Quand
on lit Guerre et stratégie au XXIe siècle, on ne peut s’empêcher de
se demander à quoi peut-il bien servir de réunir pendant des mois une grande
commission avec plusieurs groupes de travail pour faire un Livre blanc de la
défense…quand un seul homme peut faire mieux. Car il s’agit bien là de la
grande analyse stratégique que l’on aurait aimé voir surgir de nos institutions.
Tout
y est en effet. Cela commence par le rappel des théories opérationnelles
(rappelez-vous la « révolution dans les affaires militaires ») américaines
qui, servies par des moyens considérables et adossées aux visions des
néo-conservateurs et à une culture de la diabolisation-criminalisation d’un ennemi
que l’on ne peut que détruire, ont finalement abouti à une pollution du paysage
stratégique mondial.
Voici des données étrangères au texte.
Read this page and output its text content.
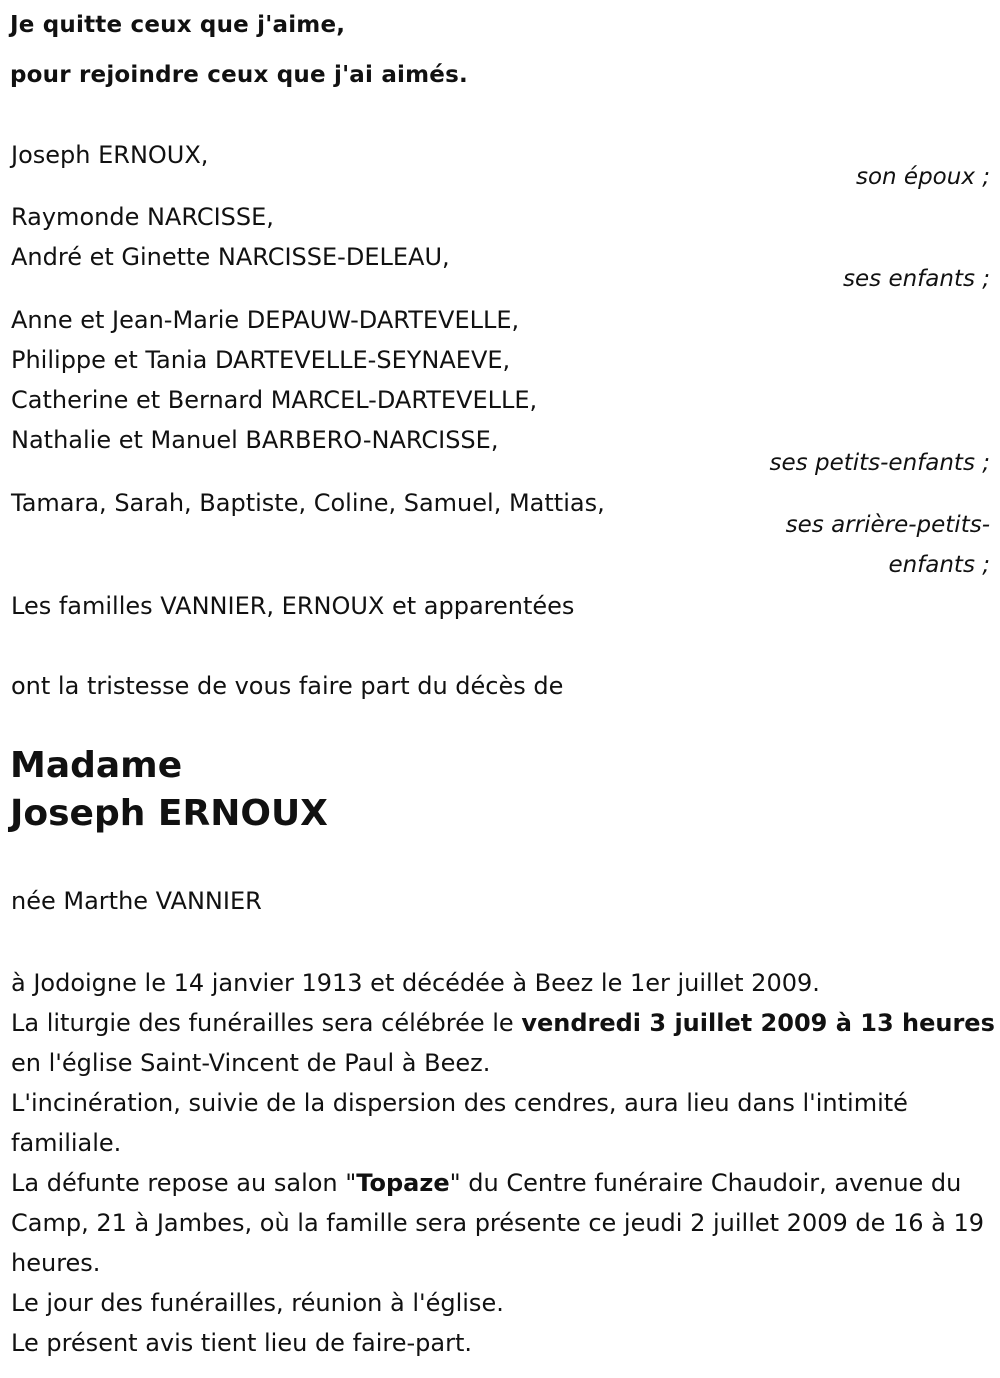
Je quitte ceux que j'aime,
pour rejoindre ceux que j'ai aimés.
Joseph ERNOUX,
son époux ;
Raymonde NARCISSE,
André et Ginette NARCISSE-DELEAU,
ses enfants ;
Anne et Jean-Marie DEPAUW-DARTEVELLE,
Philippe et Tania DARTEVELLE-SEYNAEVE,
Catherine et Bernard MARCEL-DARTEVELLE,
Nathalie et Manuel BARBERO-NARCISSE,
ses petits-enfants ;
Tamara, Sarah, Baptiste, Coline, Samuel, Mattias,
ses arrière-petits-
enfants ;
Les familles VANNIER, ERNOUX et apparentées
ont la tristesse de vous faire part du décès de
Madame
Joseph ERNOUX
née Marthe VANNIER

à Jodoigne le 14 janvier 1913 et décédée à Beez le 1er juillet 2009.

La liturgie des funérailles sera célébrée le vendredi 3 juillet 2009 à 13 heures en l'église Saint-Vincent de Paul à Beez.

L'incinération, suivie de la dispersion des cendres, aura lieu dans l'intimité familiale.

La défunte repose au salon "Topaze" du Centre funéraire Chaudoir, avenue du Camp, 21 à Jambes, où la famille sera présente ce jeudi 2 juillet 2009 de 16 à 19 heures.

Le jour des funérailles, réunion à l'église.

Le présent avis tient lieu de faire-part.
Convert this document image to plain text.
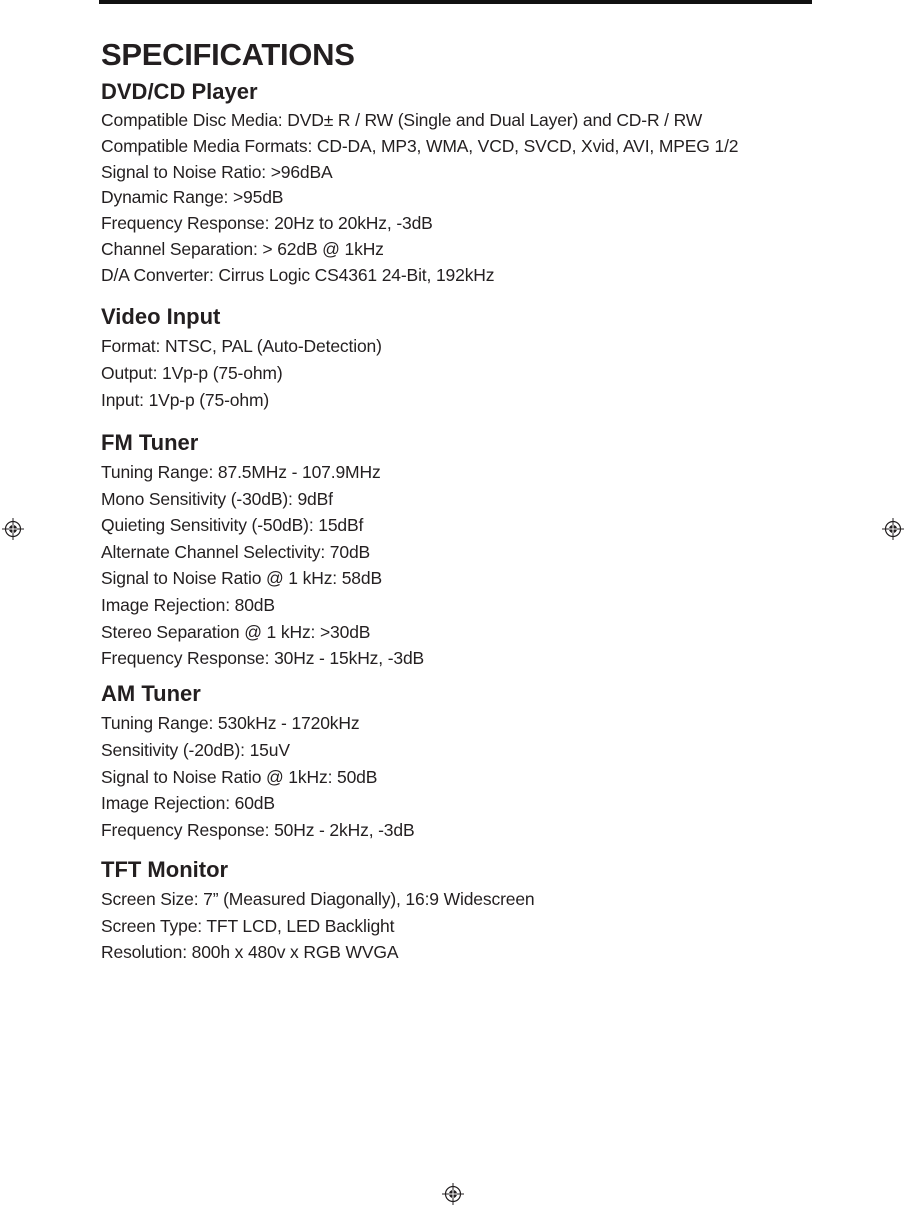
SPECIFICATIONS
DVD/CD Player
Compatible Disc Media: DVD± R / RW (Single and Dual Layer) and CD-R / RW
Compatible Media Formats: CD-DA, MP3, WMA, VCD, SVCD, Xvid, AVI, MPEG 1/2
Signal to Noise Ratio: >96dBA
Dynamic Range: >95dB
Frequency Response: 20Hz to 20kHz, -3dB
Channel Separation: > 62dB @ 1kHz
D/A Converter: Cirrus Logic CS4361 24-Bit, 192kHz
Video Input
Format: NTSC, PAL (Auto-Detection)
Output: 1Vp-p (75-ohm)
Input: 1Vp-p (75-ohm)
FM Tuner
Tuning Range: 87.5MHz - 107.9MHz
Mono Sensitivity (-30dB): 9dBf
Quieting Sensitivity (-50dB): 15dBf
Alternate Channel Selectivity: 70dB
Signal to Noise Ratio @ 1 kHz: 58dB
Image Rejection: 80dB
Stereo Separation @ 1 kHz: >30dB
Frequency Response: 30Hz - 15kHz, -3dB
AM Tuner
Tuning Range: 530kHz - 1720kHz
Sensitivity (-20dB): 15uV
Signal to Noise Ratio @ 1kHz: 50dB
Image Rejection: 60dB
Frequency Response: 50Hz - 2kHz, -3dB
TFT Monitor
Screen Size: 7” (Measured Diagonally), 16:9 Widescreen
Screen Type: TFT LCD, LED Backlight
Resolution: 800h x 480v x RGB WVGA
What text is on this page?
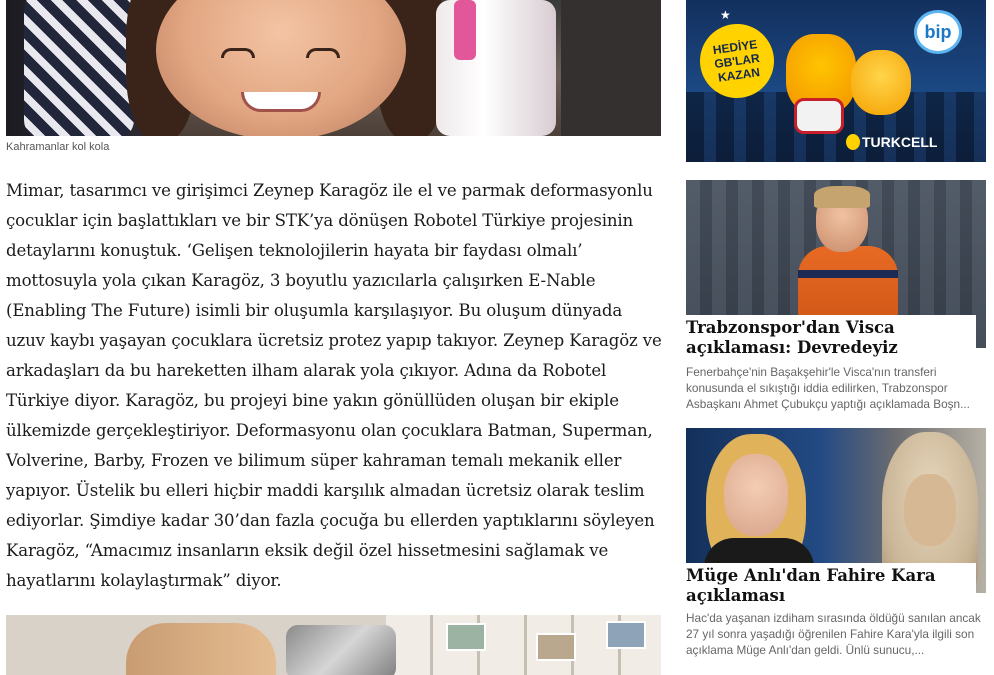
Kahramanlar kol kola

Mimar, tasarımcı ve girişimci Zeynep Karagöz ile el ve parmak deformasyonlu çocuklar için başlattıkları ve bir STK’ya dönüşen Robotel Türkiye projesinin detaylarını konuştuk. ‘Gelişen teknolojilerin hayata bir faydası olmalı’ mottosuyla yola çıkan Karagöz, 3 boyutlu yazıcılarla çalışırken E-Nable (Enabling The Future) isimli bir oluşumla karşılaşıyor. Bu oluşum dünyada uzuv kaybı yaşayan çocuklara ücretsiz protez yapıp takıyor. Zeynep Karagöz ve arkadaşları da bu hareketten ilham alarak yola çıkıyor. Adına da Robotel Türkiye diyor. Karagöz, bu projeyi bine yakın gönüllüden oluşan bir ekiple ülkemizde gerçekleştiriyor. Deformasyonu olan çocuklara Batman, Superman, Volverine, Barby, Frozen ve bilimum süper kahraman temalı mekanik eller yapıyor. Üstelik bu elleri hiçbir maddi karşılık almadan ücretsiz olarak teslim ediyorlar. Şimdiye kadar 30’dan fazla çocuğa bu ellerden yaptıklarını söyleyen Karagöz, “Amacımız insanların eksik değil özel hissetmesini sağlamak ve hayatlarını kolaylaştırmak” diyor.

★
HEDİYE GB'LAR KAZAN
bip
TURKCELL
Trabzonspor'dan Visca açıklaması: Devredeyiz
Fenerbahçe'nin Başakşehir'le Visca'nın transferi konusunda el sıkıştığı iddia edilirken, Trabzonspor Asbaşkanı Ahmet Çubukçu yaptığı açıklamada Boşn...
Müge Anlı'dan Fahire Kara açıklaması
Hac'da yaşanan izdiham sırasında öldüğü sanılan ancak 27 yıl sonra yaşadığı öğrenilen Fahire Kara'yla ilgili son açıklama Müge Anlı'dan geldi. Ünlü sunucu,...
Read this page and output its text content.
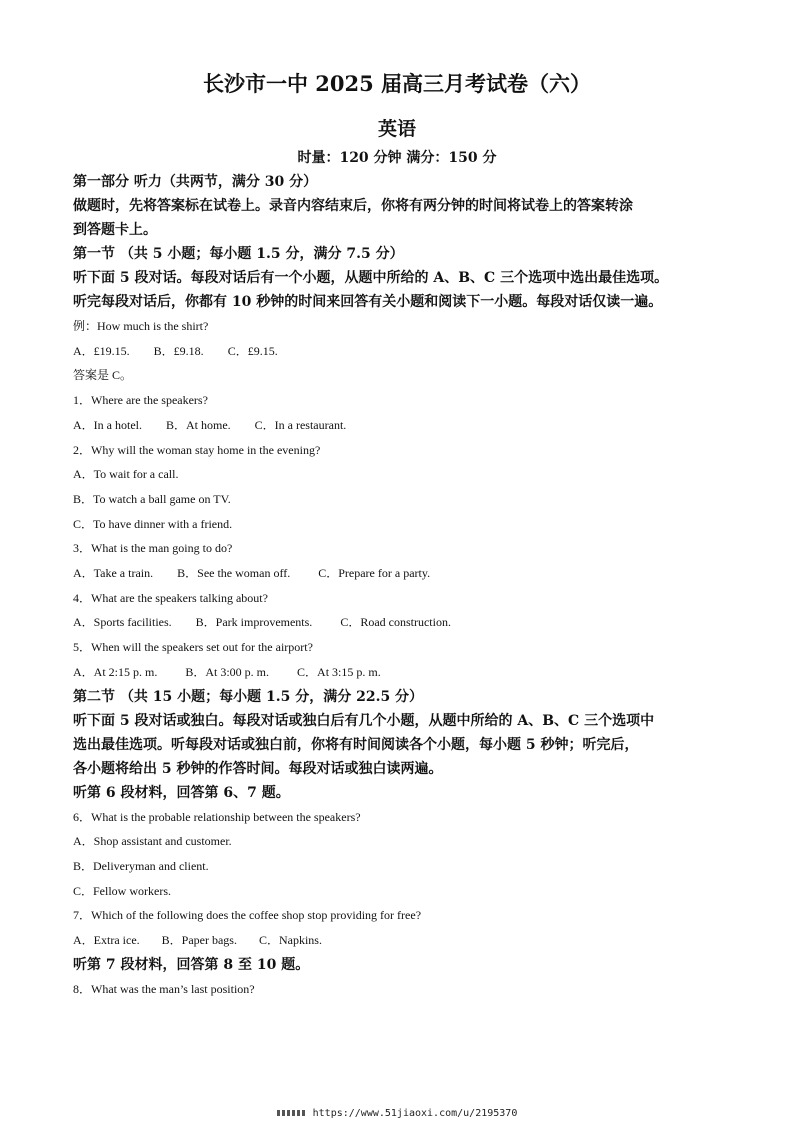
长沙市一中 2025 届高三月考试卷（六）
英语
时量：120 分钟 满分：150 分
第一部分 听力（共两节，满分 30 分）
做题时，先将答案标在试卷上。录音内容结束后，你将有两分钟的时间将试卷上的答案转涂
到答题卡上。
第一节 （共 5 小题；每小题 1.5 分，满分 7.5 分）
听下面 5 段对话。每段对话后有一个小题，从题中所给的 A、B、C 三个选项中选出最佳选项。
听完每段对话后，你都有 10 秒钟的时间来回答有关小题和阅读下一小题。每段对话仅读一遍。
例：How much is the shirt?
A．£19.15. B．£9.18. C．£9.15.
答案是 C。
1．Where are the speakers?
A．In a hotel. B．At home. C．In a restaurant.
2．Why will the woman stay home in the evening?
A．To wait for a call.
B．To watch a ball game on TV.
C．To have dinner with a friend.
3．What is the man going to do?
A．Take a train. B．See the woman off. C．Prepare for a party.
4．What are the speakers talking about?
A．Sports facilities. B．Park improvements. C．Road construction.
5．When will the speakers set out for the airport?
A．At 2:15 p. m. B．At 3:00 p. m. C．At 3:15 p. m.
第二节 （共 15 小题；每小题 1.5 分，满分 22.5 分）
听下面 5 段对话或独白。每段对话或独白后有几个小题，从题中所给的 A、B、C 三个选项中
选出最佳选项。听每段对话或独白前，你将有时间阅读各个小题，每小题 5 秒钟；听完后，
各小题将给出 5 秒钟的作答时间。每段对话或独白读两遍。
听第 6 段材料，回答第 6、7 题。
6．What is the probable relationship between the speakers?
A．Shop assistant and customer.
B．Deliveryman and client.
C．Fellow workers.
7．Which of the following does the coffee shop stop providing for free?
A．Extra ice. B．Paper bags. C．Napkins.
听第 7 段材料，回答第 8 至 10 题。
8．What was the man’s last position?
https://www.51jiaoxi.com/u/2195370
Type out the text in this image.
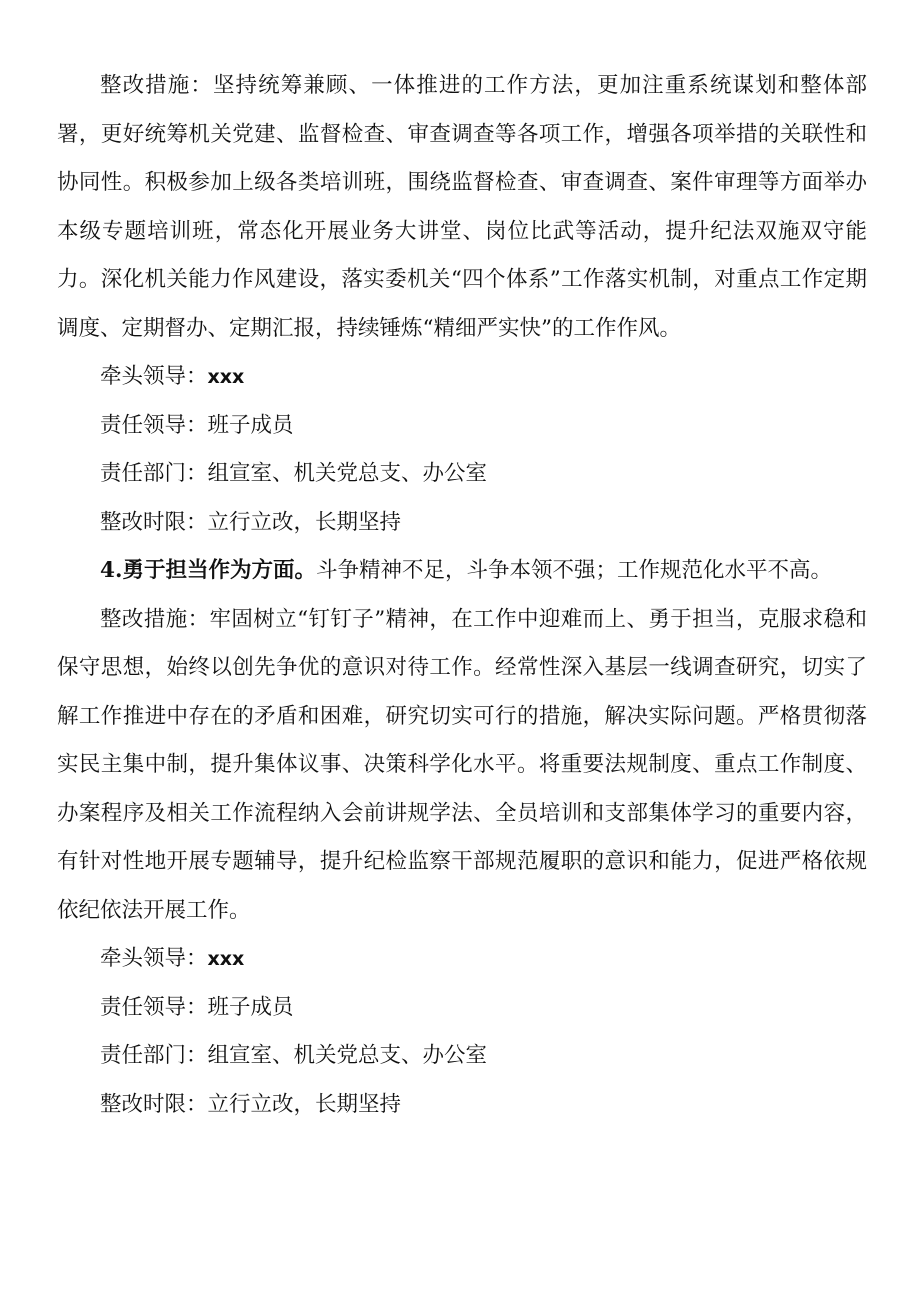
整改措施：坚持统筹兼顾、一体推进的工作方法，更加注重系统谋划和整体部署，更好统筹机关党建、监督检查、审查调查等各项工作，增强各项举措的关联性和协同性。积极参加上级各类培训班，围绕监督检查、审查调查、案件审理等方面举办本级专题培训班，常态化开展业务大讲堂、岗位比武等活动，提升纪法双施双守能力。深化机关能力作风建设，落实委机关“四个体系”工作落实机制，对重点工作定期调度、定期督办、定期汇报，持续锤炼“精细严实快”的工作作风。

牵头领导：xxx

责任领导：班子成员

责任部门：组宣室、机关党总支、办公室

整改时限：立行立改，长期坚持

4.勇于担当作为方面。斗争精神不足，斗争本领不强；工作规范化水平不高。

整改措施：牢固树立“钉钉子”精神，在工作中迎难而上、勇于担当，克服求稳和保守思想，始终以创先争优的意识对待工作。经常性深入基层一线调查研究，切实了解工作推进中存在的矛盾和困难，研究切实可行的措施，解决实际问题。严格贯彻落实民主集中制，提升集体议事、决策科学化水平。将重要法规制度、重点工作制度、办案程序及相关工作流程纳入会前讲规学法、全员培训和支部集体学习的重要内容，有针对性地开展专题辅导，提升纪检监察干部规范履职的意识和能力，促进严格依规依纪依法开展工作。

牵头领导：xxx

责任领导：班子成员

责任部门：组宣室、机关党总支、办公室

整改时限：立行立改，长期坚持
Cela se poursuit ensuite par une description fine des évolutions
en cours de ce même paysage, puis de tous les acteurs combattants qui y
évoluent, de plus en plus divers et de moins en moins militaires,
ainsi que de leurs moyens disponibles. Le discours est alors plus technologique ouvrant
par ailleurs, et même si une partie seulement des projets en cours parvient à
maturité, des perspectives considérables. On y notera le chapitre
particulièrement éclairant sur le nouvel âge du nucléaire, instrument un peu
oublié (refoulé ?) alors que toujours considérable.
La dernière partie est un appel à un retour à un certain classicisme
stratégique à la fois post-westphalien par la recherche de la limitation de l’emploi
de la force et, en ce qui concerne la France, gaullien, c’est-à-dire au service
d’une stratégie nationale cohérente. Cela suppose cependant un minimum d’effort,
au moins financier, ce qui n’est plus la cas depuis plus de vingt ans, et au
mieux de l’imagination ce à quoi nous invite l’ouvrage de Christian Malis.
En
résumé, si les questions stratégiques vous intéressent ou simplement si l’avenir
de la France vous inquiète, lisez et relisez Guerre et stratégie au XXIe siècle. C’est ce qui s’est
fait de mieux depuis longtemps.
Christian
Malis, Guerre et stratégie au XXIe
siècle, Fayard, 2014, 340 pages, 22 euros.
Bonsoir !
RépondreSupprimerCe livre a l'air très intéressant, je pense l'acheter, en espérant qu'il soi aussi bien que vous le dites.
Merci :)
Bonjour Michel,
RépondreSupprimerJe vais le lire puisque tu le conseilles.
Mais au vu de ma petite expérience, je ne pense pas qu'écrire tout seul un bouquin de stratégie, tout génial soit-it, soit le même exercice qu'un Livre blanc, qui est un document par essence politique...
C'est le même genre de raccourci qui confond doctrine militaire et réflexion stratégique (cf. articles de pseudo-chercheurs en stratégie de DSI, qui d'ailleurs montrent leur profond manque de culture dans le domaine où ils se posent en censeurs !). Ce sont des exercices très différents : on peut le déplorer, mais si la réflexion stratégique se veut par définition créative (quoique n'est pas Clausewitz qui veut...), la doctrine a un objectif essentiellement normatif et pédagogique, Foch l'avait déjà bien expliqué.
Amitiés
Cher Monsieur,
SupprimerCe que vous dites là m'intéresse, parce que je ne vois pas très bien de quel chercheur(s) ou "pseudo-chercheur(s)", au surplus censeurs, vous voulez parler.
Bien cordialement,
J. Henrotin, rédacteur en chef DSI (henrotin@areion.fr
Mon Colonel,
RépondreSupprimerj'ai suivi votre conseil. Ce livre est réellement impressionnant par sa vision, la quantité d'informations brassées et les perspectives ouvertes. Le XXI ème siècle s'annonce sous des auspices inquiétants avec un saut qualitatif majeur en termes technologiques.
Par ailleurs, je viens de finir "Sous le feu". Laissez-moi vous faire part de mon admiration pour ce travail que je juge exceptionnel. Il permet de saisir au plus près, l'intransmissibilité directe étant la règle, ce que le combat sous le feu signifie.
Merci pour ceci
Gérard Bialot
Bonjour, le livre de Christian Malis est en effet remarquable à bien des égards, notamment son analyse de la conflictualité actuelle et de ses évolutions potentielles, mais également sa critique des outils militaires contemporains, le plus souvent inadaptés à la situation malgré des coûts faramineux. Sans remplacer un Livre blanc dont l'exercice récent est totalement illusoire, il a le mérite rare de bien poser les vrais problèmes. C'est à tout le moins une base de réflexion bienvenue en ces temps de vacuité stratégique. Général de La Maisonneuve, Président de la Société de Stratégie.